Early-2017 saw what FNB believes to be a long term trend continuing in terms of smaller sized home price inflation out-pacing that of medium and larger sized homes, something it has consistently done since 2010. FNB remains of the belief that there is a long term trend towards smaller home size, and that such home values can thus out-pace the Medium and Large-Sized categories for the time being in terms of price growth. However, the Medium-sized category of homes no longer outperforms the Large-Size category in terms of price growth.
In the FNB House Price Indices, they have compiled a set of 3 indices according to the size of homes.
The 3 size categories are the Small-sized segment (homes 20-80 square metres in size), Medium-sized homes (80-230 square metres in size) and the Large-sized homes segment (230-800 square metres).
In the 1st quarter of 2017, the house price inflation rates for 2 of the 3 categories, i.e. those of the Small and Medium-sized categories, were slowing.
However, the trend of smaller sized home house price inflation outstripping medium and large-sized home price inflation, remained intact.
The Small-sized home category’s (average price = R635,452) price inflation was the highest of the 3 segments, at 6.1% year-on-year in the 1st quarter of 2017. Nevertheless, this represents a slowing in growth from the previous quarter’s revised rate of 6.6% and the 1st quarter of 2016’s revised high of 9.6%.
However, the Medium-sized home category (average price = R1.121 million) was no longer the segment with the 2nd highest house price inflation rate. This segment’s rate slowed to 2.9% year-on-year in the 1st quarter of 2017, from 3.8% in the previous quarter. At the same time, the Large-sized home category (average price = R1.982 million) saw a mild house price growth acceleration from 3.2% year-on-year in the previous quarter to 4.1% in the 1st quarter of 2017.
All of the factors that FNB have periodically claimed are generally more in favour of small-sized home buying, as households search for greater affordability, remain relevant at the present time. The current economic environment remains weak, though not in recession, causing weak household income growth, and interest rates have risen mildly in recent years. Effective personal tax rates continue to rise, while municipal rates and tariff increases outpace general inflation. And, of course, there is the “sliding scale” for transfer duties, putting more expensive homes, which are on average larger, into higher transfer duty brackets.
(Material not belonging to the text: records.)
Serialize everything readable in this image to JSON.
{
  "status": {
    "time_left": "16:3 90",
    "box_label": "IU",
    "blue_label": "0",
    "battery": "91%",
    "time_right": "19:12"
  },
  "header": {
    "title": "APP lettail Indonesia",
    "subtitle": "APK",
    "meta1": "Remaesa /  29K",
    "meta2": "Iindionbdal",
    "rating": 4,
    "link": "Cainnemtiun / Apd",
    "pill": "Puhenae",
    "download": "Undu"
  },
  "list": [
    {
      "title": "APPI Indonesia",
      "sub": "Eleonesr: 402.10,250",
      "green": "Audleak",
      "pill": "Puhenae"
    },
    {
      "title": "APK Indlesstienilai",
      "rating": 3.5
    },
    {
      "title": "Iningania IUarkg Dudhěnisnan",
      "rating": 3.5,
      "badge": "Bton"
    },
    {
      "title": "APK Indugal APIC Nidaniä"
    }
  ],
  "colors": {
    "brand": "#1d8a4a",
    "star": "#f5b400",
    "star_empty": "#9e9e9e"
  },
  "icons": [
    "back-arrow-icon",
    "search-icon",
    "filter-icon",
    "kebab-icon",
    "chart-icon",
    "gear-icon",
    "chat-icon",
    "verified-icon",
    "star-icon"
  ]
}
In addition, security concerns often drive demand for smaller homes in “secure” clusters.
So, not surprisingly, the Small-sized home market continued to outperform the medium and large-sized segments early in 2017. This didn’t prevent the smaller-sized market from going into a slowdown too, though, but it remained the relative “out performer” of the 3 size segments.
That the Medium-sized segment no longer outperforms the Large-sized segment, however, may be “value for money” forces at play.
On an annual average basis, the Small-Sized Home category’s house price inflation has out-paced the Medium and Large-sized categories every year from 2010 to 2016.
And if one evaluates the performance of the 3 size categories’ price indices since even further back from the 1st quarter of 2001, a more than 15 year period, FNB also sees that the Small-Sized segment has outperformed the other 2 on a cumulative inflation basis.
The Small-Sized FNB House Price Index has inflated by 395% since the 1st quarter of 2001. The Medium-Sized Index is not too far behind with 374.2% cumulative inflation over the same period. But the Large-Sized Segment has underperformed by a significant margin, especially since around 2011, cumulatively inflating by a significantly lesser 281.3% since early-2001.
At some point, such under performance in price growth leads to these homes becoming relatively attractive to a growing group of people as many medium-sized home values catch up with the larger-sized home values.
In short, the long term focus on size continues to be a key factor in the South African housing market, with “small remaining better”, still driving stronger house price inflation in the Small-Sized Segment compared to the other 2 segments in 2016. This relative “outperformance” of the small-sized segment is expected to remain broadly intact during 2017. But the fact that the FNB Medium-Sized House Price Index no longer outperforms the Large-Sized House Price Index reminds us that relative price growth outperformance of smaller-sized homes cannot continue indefinitely. Sooner or later the Larger-sized homes will become a little more appealing to a portion of households in terms of “value for money”, as medium and smaller-sized home values catch up, and as greater supply of new stock is built in the smaller-sized segment.
FNB does, however, remain of the view that smaller-sized homes are the future for many households, and that this size category will for a far greater portion of overall housing stock in years to come.